Oracle has partnered with Cloudera to bring Apache Hadoop to its Oracle Big Data Appliance, which the company officially released Tuesday.
The newly released appliance comes with Cloudera's Distribution Including Apache Hadoop (CDH), along with the Cloudera Manager software. The rack also comes with a copy of the Oracle NoSQL Database. Oracle announced the Big Data Appliance, along with the Oracle NoSQL database, at OpenWorld last September.
"A lot of organizations have become very interested in big data. There is tremendous business value in analyzing new types of business data," said George Lumpkin, Oracle's vice president of data warehousing product management.
Oracle is positioning the appliance for managing and analyzing large sets of data that may be too large, or otherwise unsuitable for keeping in databases, such as telemetry data, click-stream data or other log data. "You may not want to keep the data in a database, but you do want to store it and analyze it," Lumpkin said. The appliance is intended for those organizations that want to undertake Big Data-style analysis but may not have the in-house expertise to assemble large Hadoop or NoSQL-based systems.
Along with the release, Oracle also released Oracle Big Data Connectors, a set of drivers for exchanging data between the Big Data Appliance and other Oracle products, such as the Oracle Database 11g, the Oracle Exadata Database Machine, Oracle Exalogic Elastic Cloud and Oracle Exalytics In-Memory Machine.
"We are positioning this as something that runs alongside" other Oracle-based systems, Lumpkin said. "Big data is more than just a cluster of hardware running Hadoop. It is an overall information architecture for enabling companies to analyze data and make decisions."
Oracle will provide initial customer support for the appliance, though Cloudera engineers will handle tougher Hadoop-based challenges, Lumpkin said.
The market for commercial Hadoop has grown competitive of late, as Cloudera has been joined by Yahoo spinoff Hortonworks and MapR in offering commercial support for the open-source data processing platform. Cloudera Chief Operating Officer Kirk Dunn declined to answer whether Oracle and Cloudera would extend their cooperation to additional offerings, though he expressed optimism that the partnership would be a long and fruitful one.
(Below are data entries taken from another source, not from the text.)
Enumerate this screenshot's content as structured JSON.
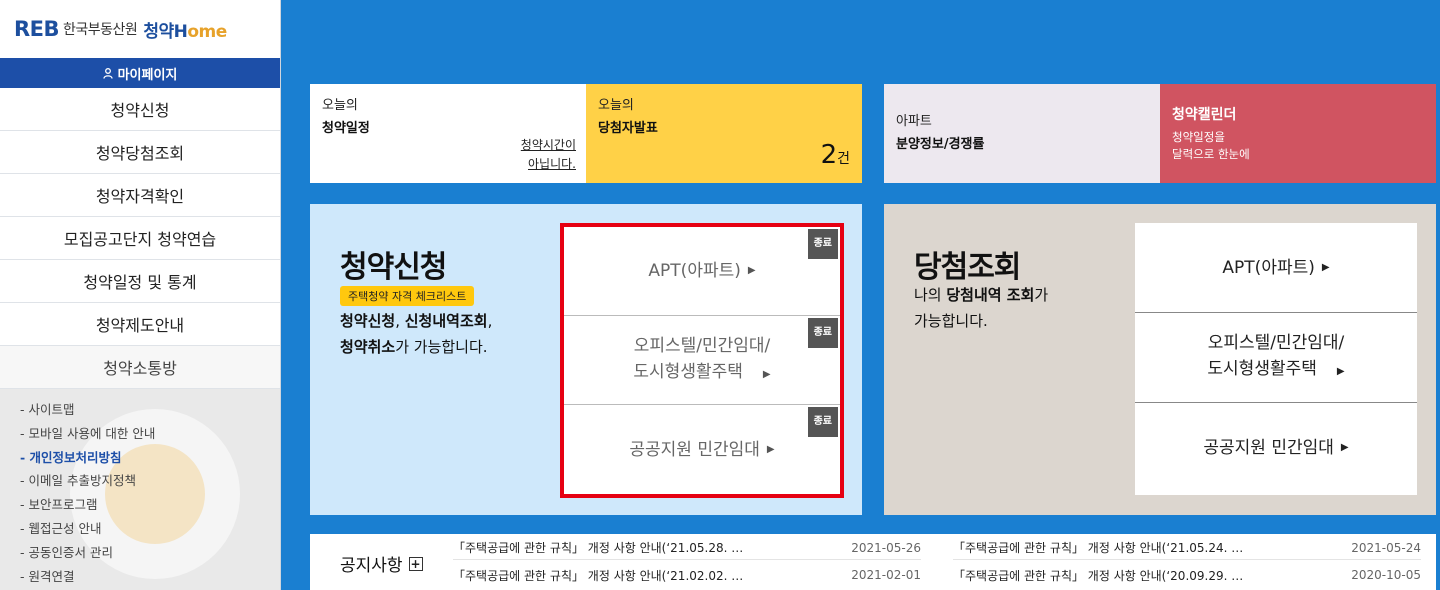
{
  "logo": {
    "reb": "REB",
    "org": "한국부동산원",
    "app_ko": "청약",
    "app_h": "H",
    "app_rest": "ome"
  },
  "mypage": {
    "label": "마이페이지"
  },
  "menu": [
    "청약신청",
    "청약당첨조회",
    "청약자격확인",
    "모집공고단지 청약연습",
    "청약일정 및 통계",
    "청약제도안내",
    "청약소통방"
  ],
  "links": [
    "- 사이트맵",
    "- 모바일 사용에 대한 안내",
    "- 개인정보처리방침",
    "- 이메일 추출방지정책",
    "- 보안프로그램",
    "- 웹접근성 안내",
    "- 공동인증서 관리",
    "- 원격연결"
  ],
  "cards": {
    "today_schedule": {
      "line1": "오늘의",
      "line2": "청약일정",
      "note1": "청약시간이",
      "note2": "아닙니다."
    },
    "today_winners": {
      "line1": "오늘의",
      "line2": "당첨자발표",
      "count": "2",
      "unit": "건"
    },
    "apt_info": {
      "line1": "아파트",
      "line2": "분양정보/경쟁률"
    },
    "calendar": {
      "line1": "청약캘린더",
      "line2": "청약일정을",
      "line3": "달력으로 한눈에"
    }
  },
  "apply": {
    "title": "청약신청",
    "badge": "주택청약 자격 체크리스트",
    "desc_b1": "청약신청",
    "desc_t1": ", ",
    "desc_b2": "신청내역조회",
    "desc_t2": ",",
    "desc_b3": "청약취소",
    "desc_t3": "가 가능합니다.",
    "items": [
      {
        "line1": "APT(아파트)",
        "line2": "",
        "badge": "종료"
      },
      {
        "line1": "오피스텔/민간임대/",
        "line2": "도시형생활주택",
        "badge": "종료"
      },
      {
        "line1": "공공지원 민간임대",
        "line2": "",
        "badge": "종료"
      }
    ]
  },
  "winner": {
    "title": "당첨조회",
    "desc_t1": "나의 ",
    "desc_b1": "당첨내역 조회",
    "desc_t2": "가",
    "desc_t3": "가능합니다.",
    "items": [
      {
        "line1": "APT(아파트)",
        "line2": ""
      },
      {
        "line1": "오피스텔/민간임대/",
        "line2": "도시형생활주택"
      },
      {
        "line1": "공공지원 민간임대",
        "line2": ""
      }
    ]
  },
  "notice": {
    "title": "공지사항",
    "plus": "+",
    "rows": [
      {
        "text": "「주택공급에 관한 규칙」 개정 사항 안내(‘21.05.28. …",
        "date": "2021-05-26"
      },
      {
        "text": "「주택공급에 관한 규칙」 개정 사항 안내(‘21.05.24. …",
        "date": "2021-05-24"
      },
      {
        "text": "「주택공급에 관한 규칙」 개정 사항 안내(‘21.02.02. …",
        "date": "2021-02-01"
      },
      {
        "text": "「주택공급에 관한 규칙」 개정 사항 안내(‘20.09.29. …",
        "date": "2020-10-05"
      }
    ]
  },
  "icons": {
    "mypage": "person-icon",
    "arrow": "triangle-right-icon"
  }
}
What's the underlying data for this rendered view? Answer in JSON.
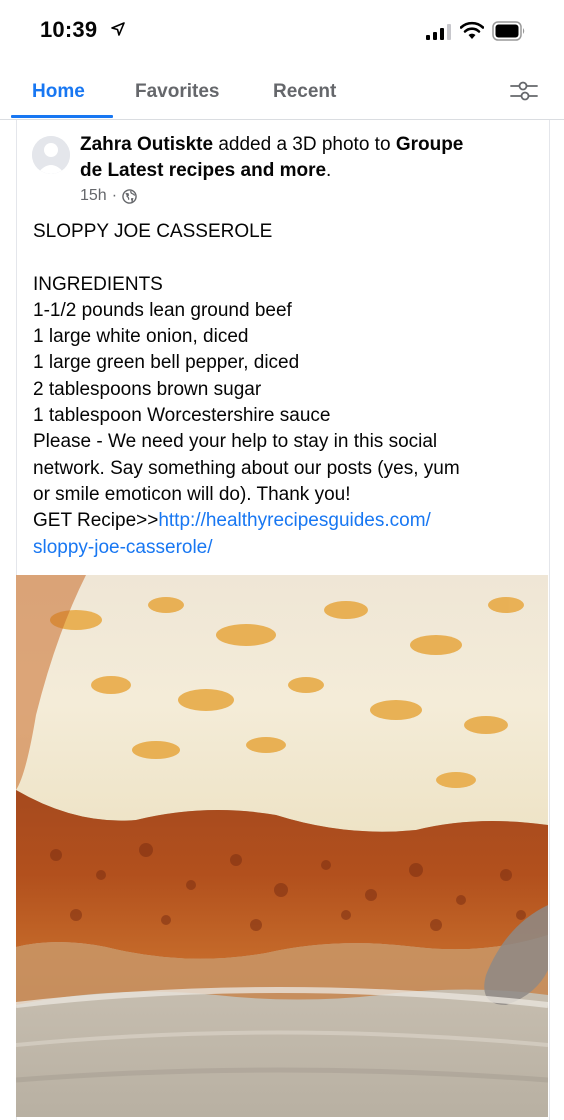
{
  "status_bar": {
    "time": "10:39",
    "icons": [
      "location-arrow-icon",
      "signal-icon",
      "wifi-icon",
      "battery-icon"
    ]
  },
  "tabs": [
    {
      "label": "Home",
      "active": true
    },
    {
      "label": "Favorites",
      "active": false
    },
    {
      "label": "Recent",
      "active": false
    }
  ],
  "filter_icon": "filter-sliders-icon",
  "post": {
    "author": "Zahra Outiskte",
    "action": " added a 3D photo to ",
    "group_line1": "Groupe",
    "group_line2": "de Latest recipes and more",
    "period": ".",
    "time_ago": "15h",
    "separator": "·",
    "privacy_icon": "globe-icon",
    "title": "SLOPPY JOE CASSEROLE",
    "ingredients_heading": "INGREDIENTS",
    "ingredients": [
      "1-1/2 pounds lean ground beef",
      "1 large white onion, diced",
      "1 large green bell pepper, diced",
      "2 tablespoons brown sugar",
      "1 tablespoon Worcestershire sauce"
    ],
    "message_lines": [
      "Please - We need your help to stay in this social",
      "network. Say something about our posts (yes, yum",
      "or smile emoticon will do). Thank you!"
    ],
    "get_recipe_label": "GET Recipe>>",
    "link_part1": "http://healthyrecipesguides.com/",
    "link_part2": "sloppy-joe-casserole/"
  },
  "colors": {
    "accent": "#1877f2",
    "secondary_text": "#65676b",
    "primary_text": "#050505"
  }
}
The appliance consists of 18 Oracle x86 Sun servers, all running Oracle Linux, featuring 216 processor cores, 864GB of working memory and 648TB of raw disk storage.
The package includes 40Gb/s InfiniBand connectivity among the nodes, a rarity among Hadoop deployments, many of which use Ethernet to connect the nodes. Lumpkin said InfiniBand would speed data transfers within the system. Multiple racks can be tethered together in a cluster configuration. There is no theoretical limit to how many racks can be clustered together, though configurations of more than eight racks would require additional switches, Lumpkin said.
The appliance comes with the community edition of the Oracle NoSQL Database, though users can also upgrade to the enterprise edition. The appliance also comes with a copy of the Oracle Java HotSpot Virtual Machine, a wise inclusion given that Java is among the most widely used languages to write Hadoop jobs.